As a techno(t) parent, I recently heard two bits of information that surprised me and became the driving force behind this blog.  They came from a Digital Diaries’ study from AVG  – an  Internet Security Company:

1) More kids aged 2-5 can play with a smartphone application (19 percent) than tie his or her shoelaces (9 percent).
 
2) Almost as many 2-3 year olds (17 percent) can play with a smartphone application as 4-5 year olds (21 percent).
 
Now, I think I have a smartphone.  (If a  Blackberry is, in fact, a “smartphone?”)  And I’m pretty sure I have a kid.  (She’s six-months-old and napping in the next room.)  But I’m embarrased to admit I don’t have any applications, except the partially-filled out one for daycare sitting on my desk. 
And to be even more honest, I wouldn’t know how to go about getting an “application” if I knew what, exactly, they were… Or how they could educate, entertain, or otherwise benefit me or my child. 
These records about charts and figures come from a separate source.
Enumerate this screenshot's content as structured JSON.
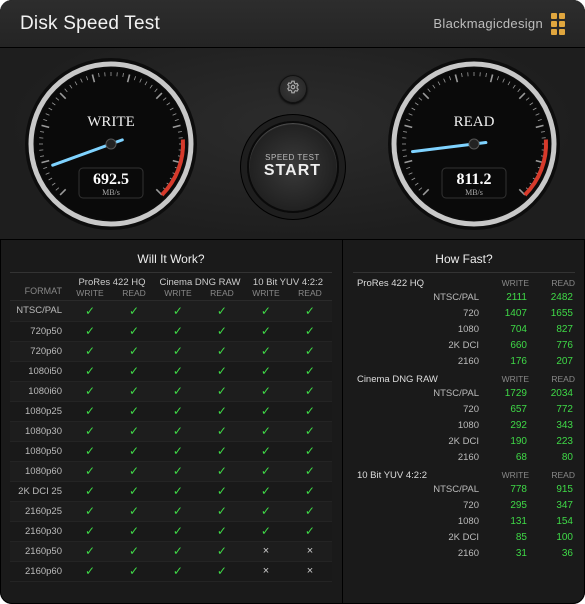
{
  "header": {
    "app_title": "Disk Speed Test",
    "brand_text": "Blackmagicdesign",
    "brand_dot_color": "#e0a63e"
  },
  "controls": {
    "gear_icon_name": "gear-icon",
    "start_line1": "SPEED TEST",
    "start_line2": "START"
  },
  "gauges": {
    "write": {
      "label": "WRITE",
      "value": "692.5",
      "unit": "MB/s",
      "needle_angle_deg": 160,
      "needle_color": "#7fd3ff",
      "rim_color": "#c8c8c8",
      "tick_color": "#9a9a9a",
      "red_zone_color": "#d63a2b",
      "face_color": "#0a0a0a"
    },
    "read": {
      "label": "READ",
      "value": "811.2",
      "unit": "MB/s",
      "needle_angle_deg": 173,
      "needle_color": "#7fd3ff",
      "rim_color": "#c8c8c8",
      "tick_color": "#9a9a9a",
      "red_zone_color": "#d63a2b",
      "face_color": "#0a0a0a"
    }
  },
  "will_it_work": {
    "title": "Will It Work?",
    "format_header": "FORMAT",
    "sub_headers": {
      "write": "WRITE",
      "read": "READ"
    },
    "codecs": [
      "ProRes 422 HQ",
      "Cinema DNG RAW",
      "10 Bit YUV 4:2:2"
    ],
    "rows": [
      {
        "format": "NTSC/PAL",
        "cells": [
          1,
          1,
          1,
          1,
          1,
          1
        ]
      },
      {
        "format": "720p50",
        "cells": [
          1,
          1,
          1,
          1,
          1,
          1
        ]
      },
      {
        "format": "720p60",
        "cells": [
          1,
          1,
          1,
          1,
          1,
          1
        ]
      },
      {
        "format": "1080i50",
        "cells": [
          1,
          1,
          1,
          1,
          1,
          1
        ]
      },
      {
        "format": "1080i60",
        "cells": [
          1,
          1,
          1,
          1,
          1,
          1
        ]
      },
      {
        "format": "1080p25",
        "cells": [
          1,
          1,
          1,
          1,
          1,
          1
        ]
      },
      {
        "format": "1080p30",
        "cells": [
          1,
          1,
          1,
          1,
          1,
          1
        ]
      },
      {
        "format": "1080p50",
        "cells": [
          1,
          1,
          1,
          1,
          1,
          1
        ]
      },
      {
        "format": "1080p60",
        "cells": [
          1,
          1,
          1,
          1,
          1,
          1
        ]
      },
      {
        "format": "2K DCI 25",
        "cells": [
          1,
          1,
          1,
          1,
          1,
          1
        ]
      },
      {
        "format": "2160p25",
        "cells": [
          1,
          1,
          1,
          1,
          1,
          1
        ]
      },
      {
        "format": "2160p30",
        "cells": [
          1,
          1,
          1,
          1,
          1,
          1
        ]
      },
      {
        "format": "2160p50",
        "cells": [
          1,
          1,
          1,
          1,
          0,
          0
        ]
      },
      {
        "format": "2160p60",
        "cells": [
          1,
          1,
          1,
          1,
          0,
          0
        ]
      }
    ],
    "check_color": "#3fd947",
    "cross_color": "#cccccc"
  },
  "how_fast": {
    "title": "How Fast?",
    "sub_headers": {
      "write": "WRITE",
      "read": "READ"
    },
    "value_color": "#3fd947",
    "sections": [
      {
        "name": "ProRes 422 HQ",
        "rows": [
          {
            "res": "NTSC/PAL",
            "write": 2111,
            "read": 2482
          },
          {
            "res": "720",
            "write": 1407,
            "read": 1655
          },
          {
            "res": "1080",
            "write": 704,
            "read": 827
          },
          {
            "res": "2K DCI",
            "write": 660,
            "read": 776
          },
          {
            "res": "2160",
            "write": 176,
            "read": 207
          }
        ]
      },
      {
        "name": "Cinema DNG RAW",
        "rows": [
          {
            "res": "NTSC/PAL",
            "write": 1729,
            "read": 2034
          },
          {
            "res": "720",
            "write": 657,
            "read": 772
          },
          {
            "res": "1080",
            "write": 292,
            "read": 343
          },
          {
            "res": "2K DCI",
            "write": 190,
            "read": 223
          },
          {
            "res": "2160",
            "write": 68,
            "read": 80
          }
        ]
      },
      {
        "name": "10 Bit YUV 4:2:2",
        "rows": [
          {
            "res": "NTSC/PAL",
            "write": 778,
            "read": 915
          },
          {
            "res": "720",
            "write": 295,
            "read": 347
          },
          {
            "res": "1080",
            "write": 131,
            "read": 154
          },
          {
            "res": "2K DCI",
            "write": 85,
            "read": 100
          },
          {
            "res": "2160",
            "write": 31,
            "read": 36
          }
        ]
      }
    ]
  }
}
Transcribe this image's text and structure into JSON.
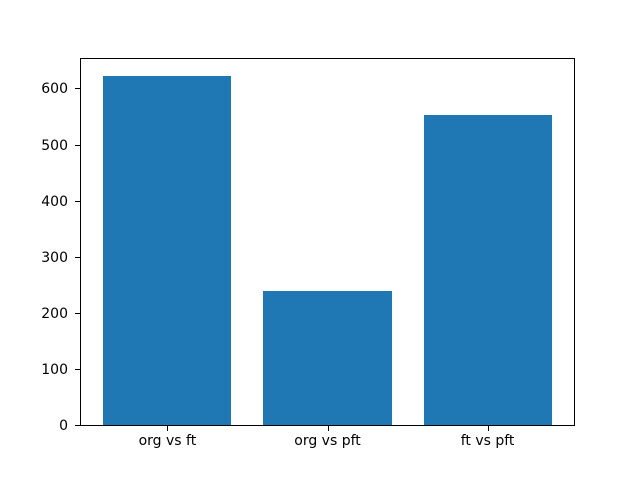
{
  "figure": {
    "background": "#ffffff"
  },
  "chart_data": {
    "type": "bar",
    "title": "",
    "xlabel": "",
    "ylabel": "",
    "categories": [
      "org vs ft",
      "org vs pft",
      "ft vs pft"
    ],
    "values": [
      625,
      240,
      555
    ],
    "ylim": [
      0,
      656
    ],
    "yticks": [
      0,
      100,
      200,
      300,
      400,
      500,
      600
    ],
    "bar_color": "#1f77b4",
    "bar_width_fraction": 0.8,
    "axis_color": "#000000",
    "text_color": "#000000",
    "grid": false,
    "legend": "none"
  }
}
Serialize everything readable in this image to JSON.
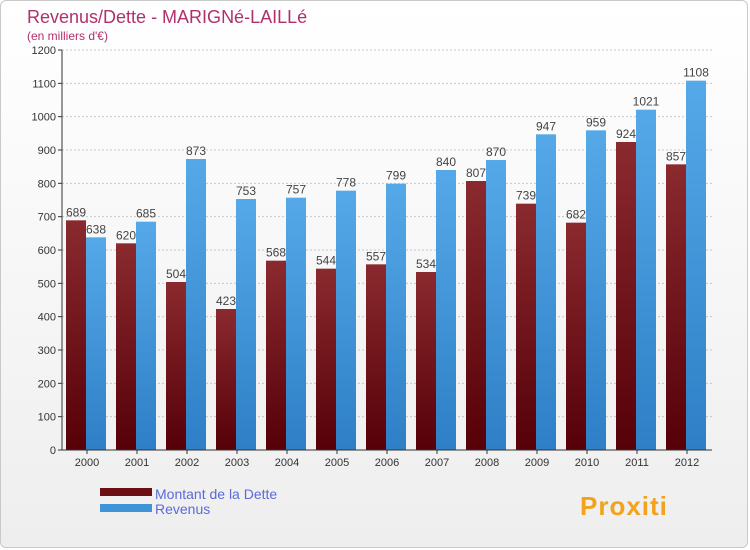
{
  "header": {
    "title": "Revenus/Dette - MARIGNé-LAILLé",
    "subtitle": "(en milliers d'€)"
  },
  "colors": {
    "title": "#b0306e",
    "dette": "#6b0f14",
    "revenus": "#3f94d8",
    "legend_text": "#5b6bd8"
  },
  "logo": {
    "text": "Proxiti"
  },
  "chart_data": {
    "type": "bar",
    "title": "Revenus/Dette - MARIGNé-LAILLé",
    "ylabel": "(en milliers d'€)",
    "categories": [
      "2000",
      "2001",
      "2002",
      "2003",
      "2004",
      "2005",
      "2006",
      "2007",
      "2008",
      "2009",
      "2010",
      "2011",
      "2012"
    ],
    "series": [
      {
        "name": "Montant de la Dette",
        "values": [
          689,
          620,
          504,
          423,
          568,
          544,
          557,
          534,
          807,
          739,
          682,
          924,
          857
        ]
      },
      {
        "name": "Revenus",
        "values": [
          638,
          685,
          873,
          753,
          757,
          778,
          799,
          840,
          870,
          947,
          959,
          1021,
          1108
        ]
      }
    ],
    "ylim": [
      0,
      1200
    ],
    "yticks": [
      0,
      100,
      200,
      300,
      400,
      500,
      600,
      700,
      800,
      900,
      1000,
      1100,
      1200
    ],
    "grid": true,
    "legend_position": "bottom-left"
  }
}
Merits of the study notwithstanding, (there’s some controversy regarding its validity,)  I quickly came to the realization that I need to up my “tech” game – if not for me, for my little munchkin.  Because if I don’t make the effort to get up-to-speed – and do it tout suite – I won’t be able to help my little girl navigate the technology-saturated world she’s growing up in.

I look forward to sharing my journey, in the hopes of helping other moms who aren’t brave enough to admit their six-year-old loads their iPods or they’ve never used a DVR. 

If you’re in the same boat, feel free to weigh in.  And if you’re “techno-savvy,” please share any tips, tricks, recommendations or suggestions that might help me along the way (in novice-friendly terms, please! No need to make me feel less behind than I already am, thank you!)  It should be an interesting read either way, as I try my best at parenting with technology.